Karolinska Institutet, Center for Infectious Medicine (CIM), F59, Department of Medicine, Karolinska University Hospital Huddinge, Stockholm, Sweden; Black Lion University Hospital and Addis Ababa University, Department of Pathology, Faculty of Medicine, Addis Ababa, Ethiopia.
Black Lion University Hospital and Addis Ababa University, Department of Internal Medicine, Faculty of Medicine, Addis Ababa, Ethiopia.
Clin Immunol. 2014 Apr;151(2):84-99. doi: 10.1016/j.clim.2014.01.010. Epub 2014 Feb 9.

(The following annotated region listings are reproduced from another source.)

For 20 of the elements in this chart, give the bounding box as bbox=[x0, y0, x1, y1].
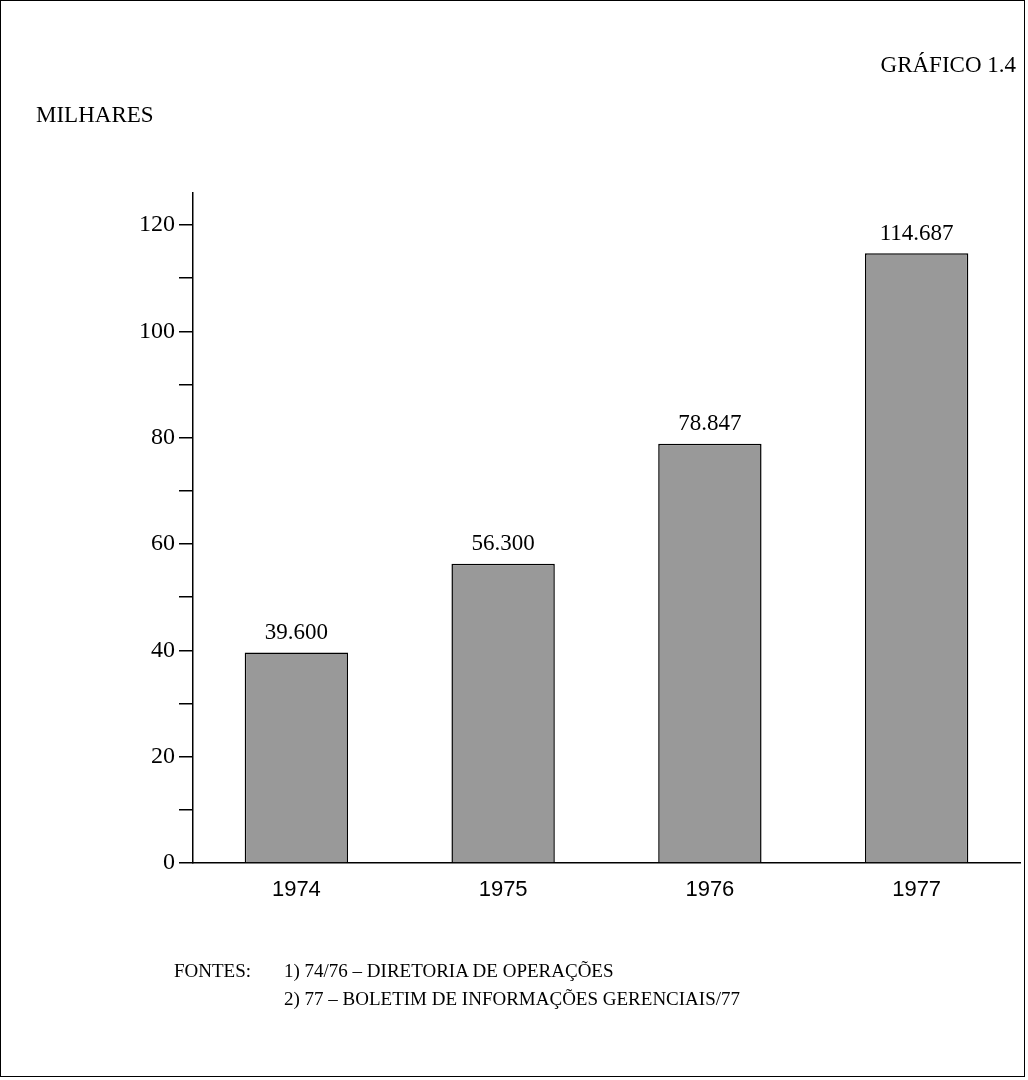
y-tick-label: 120 bbox=[139, 210, 175, 237]
chart-title: GRÁFICO 1.4 bbox=[880, 52, 1016, 78]
text: 2) 77 – BOLETIM DE INFORMAÇÕES GERENCIAIS/77 bbox=[284, 988, 740, 1010]
y-tick-label: 100 bbox=[139, 316, 175, 343]
y-tick-label: 0 bbox=[163, 848, 175, 875]
data-label: 114.687 bbox=[879, 219, 954, 245]
text: FONTES: bbox=[174, 960, 252, 982]
x-tick-label: 1974 bbox=[271, 876, 321, 902]
y-tick-label: 20 bbox=[151, 741, 175, 768]
y-tick-label: 80 bbox=[151, 422, 175, 449]
y-tick-label: 40 bbox=[151, 635, 175, 662]
x-tick-label: 1976 bbox=[685, 876, 735, 902]
data-label: 39.600 bbox=[264, 618, 328, 644]
data-label: 56.300 bbox=[471, 530, 535, 556]
x-tick-label: 1977 bbox=[892, 876, 942, 902]
y-axis-title: MILHARES bbox=[36, 102, 154, 128]
x-tick-label: 1975 bbox=[478, 876, 528, 902]
data-label: 78.847 bbox=[678, 410, 742, 436]
text: 1) 74/76 – DIRETORIA DE OPERAÇÕES bbox=[284, 960, 614, 982]
y-tick-label: 60 bbox=[151, 529, 175, 556]
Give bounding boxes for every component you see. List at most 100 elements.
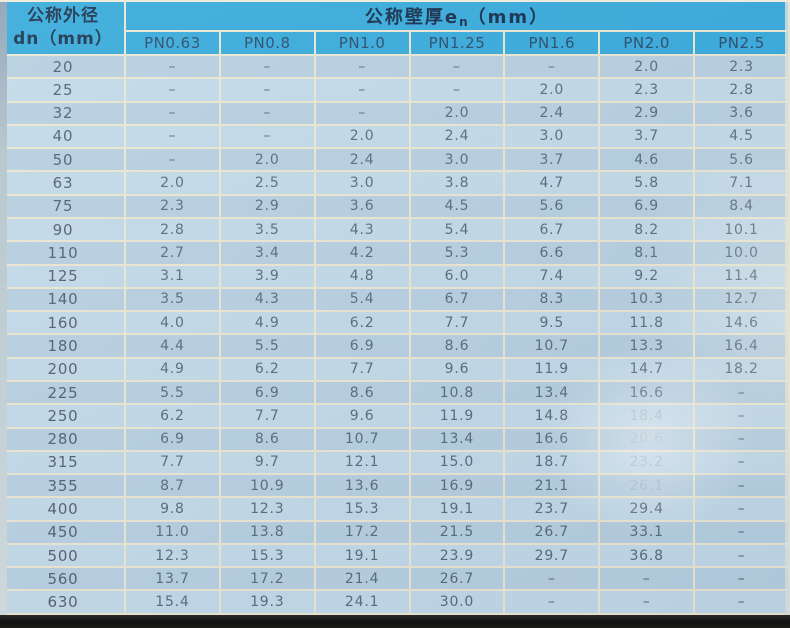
value-cell: 5.6 — [505, 195, 599, 217]
value-cell: 5.4 — [410, 218, 504, 241]
wall-thickness-header-suffix: （mm） — [467, 7, 550, 28]
value-cell: 2.0 — [600, 56, 694, 78]
table-row: 32– – –2.0 2.4 2.9 3.6 — [2, 102, 788, 124]
value-cell: 2.7 — [126, 242, 219, 264]
value-cell: – — [695, 451, 788, 474]
value-cell: 7.1 — [695, 172, 788, 194]
table-row: 630 15.4 19.3 24.1 30.0– – – — [2, 591, 788, 613]
value-cell: 4.7 — [505, 172, 599, 194]
value-cell: 10.3 — [600, 288, 694, 311]
table-row: 500 12.3 15.3 19.1 23.9 29.7 36.8– — [2, 544, 788, 567]
value-cell: 3.5 — [220, 218, 314, 241]
value-cell: – — [315, 102, 409, 124]
table-body: 20– – – – –2.0 2.3 25– – – –2.0 2.3 2.8 32– – –2.0 2.4 2… — [2, 56, 788, 613]
dn-cell: 315 — [2, 451, 124, 474]
value-cell: 12.3 — [126, 544, 219, 567]
dn-cell: 450 — [2, 521, 124, 543]
value-cell: 2.8 — [695, 79, 788, 101]
value-cell: – — [410, 56, 504, 78]
value-cell: 8.3 — [505, 288, 599, 311]
value-cell: 2.3 — [600, 79, 694, 101]
value-cell: 5.6 — [695, 149, 788, 171]
value-cell: – — [505, 568, 599, 590]
dn-cell: 110 — [2, 242, 124, 264]
dn-cell: 160 — [2, 312, 124, 334]
value-cell: 2.3 — [695, 56, 788, 78]
value-cell: 17.2 — [220, 568, 314, 590]
dn-cell: 400 — [2, 498, 124, 520]
value-cell: 8.6 — [220, 428, 314, 450]
value-cell: 5.4 — [315, 288, 409, 311]
value-cell: 2.3 — [126, 195, 219, 217]
value-cell: 30.0 — [410, 591, 504, 613]
value-cell: 7.4 — [505, 265, 599, 287]
wall-thickness-header-prefix: 公称壁厚e — [364, 7, 460, 28]
value-cell: 6.2 — [315, 312, 409, 334]
table-row: 63 2.0 2.5 3.0 3.8 4.7 5.8 7.1 — [2, 172, 788, 194]
value-cell: – — [126, 79, 219, 101]
value-cell: – — [220, 102, 314, 124]
value-cell: 9.7 — [220, 451, 314, 474]
value-cell: 23.9 — [410, 544, 504, 567]
table-row: 90 2.8 3.5 4.3 5.4 6.7 8.2 10.1 — [2, 218, 788, 241]
value-cell: – — [695, 568, 788, 590]
value-cell: 2.8 — [126, 218, 219, 241]
value-cell: 16.6 — [600, 381, 694, 404]
dn-cell: 630 — [2, 591, 124, 613]
value-cell: – — [695, 381, 788, 404]
value-cell: 7.7 — [220, 405, 314, 427]
pn-column-header: PN1.25 — [410, 32, 504, 54]
table-row: 200 4.9 6.2 7.7 9.6 11.9 14.7 18.2 — [2, 358, 788, 380]
value-cell: 8.1 — [600, 242, 694, 264]
value-cell: 6.7 — [410, 288, 504, 311]
value-cell: 2.9 — [220, 195, 314, 217]
table-row: 280 6.9 8.6 10.7 13.4 16.6 20.6– — [2, 428, 788, 450]
table-header: 公称外径 dn（mm） 公称壁厚en（mm） PN0.63 PN0.8 PN1.0 P… — [2, 2, 788, 54]
value-cell: 2.5 — [220, 172, 314, 194]
value-cell: 2.4 — [315, 149, 409, 171]
value-cell: 23.7 — [505, 498, 599, 520]
dn-cell: 63 — [2, 172, 124, 194]
spec-table: 公称外径 dn（mm） 公称壁厚en（mm） PN0.63 PN0.8 PN1.0 P… — [0, 0, 790, 615]
value-cell: 5.5 — [126, 381, 219, 404]
value-cell: 23.2 — [600, 451, 694, 474]
value-cell: 7.7 — [315, 358, 409, 380]
value-cell: 14.6 — [695, 312, 788, 334]
dn-cell: 180 — [2, 335, 124, 357]
value-cell: 16.6 — [505, 428, 599, 450]
table-row: 355 8.7 10.9 13.6 16.9 21.1 26.1– — [2, 475, 788, 497]
value-cell: 9.6 — [410, 358, 504, 380]
dn-cell: 200 — [2, 358, 124, 380]
value-cell: 21.5 — [410, 521, 504, 543]
dn-cell: 280 — [2, 428, 124, 450]
value-cell: 3.6 — [315, 195, 409, 217]
value-cell: 5.8 — [600, 172, 694, 194]
value-cell: 10.1 — [695, 218, 788, 241]
value-cell: 21.4 — [315, 568, 409, 590]
value-cell: – — [695, 544, 788, 567]
value-cell: 8.6 — [315, 381, 409, 404]
pn-column-header: PN1.6 — [505, 32, 599, 54]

In this study, we explored the local cytokine/chemokine profiles in patients with active pulmonary or pleural tuberculosis (TB) using multiplex protein analysis of bronchoalveolar lavage and pleural fluid samples. Despite increased pro-inflammation compared to the uninfected controls; there was no up-regulation of IFN-γ or the T cell chemoattractant CCL5 in the lung of patients with pulmonary TB. Instead, elevated levels of IL-4 and CCL4 were associated with high mycobacteria-specific IgG titres as well as SOCS3 (suppressors of cytokine signaling) mRNA and progression of moderate-to-severe disease. Contrary, IL-4, CCL4 and SOCS3 remained low in patients with extrapulmonary pleural TB, while IFN-γ, CCL5 and SOCS1 were up-regulated. Both SOCS molecules were induced in human macrophages infected with Mycobacterium tuberculosis in vitro. The Th2 immune response signature found in patients with progressive pulmonary TB could result from inappropriate cytokine/chemokine responses and excessive SOCS3 expression that may represent potential targets for clinical TB management.
在这项研究中,我们使用支气管肺泡灌洗液和胸腔液样本的多重蛋白质分析,来探索活动期肺部或胸膜结核(TB)患者的局部细胞因子/趋化因子谱。尽管与未感染对照相比,炎症反应增加,但在肺结核患者的肺部中,IFN-γ或 T 细胞趋化因子 CCL5 并没有上调。相反,IL-4 和 CCL4 的高水平与高结核分枝杆菌特异性 IgG 滴度以及 SOCS3(细胞因子信号转导抑制剂)mRNA 和中重度疾病的进展相关。相反,在患有肺外胸膜结核的患者中,IL-4、CCL4 和 SOCS3 仍然较低,而 IFN-γ、CCL5 和 SOCS1 则上调。体外感染结核分枝杆菌的人巨噬细胞中诱导了这两种 SOCS 分子。在进展性肺结核患者中发现的 Th2 免疫反应特征可能是由于不适当的细胞因子/趋化因子反应和 SOCS3 表达过度,这可能代表临床结核病管理的潜在靶点。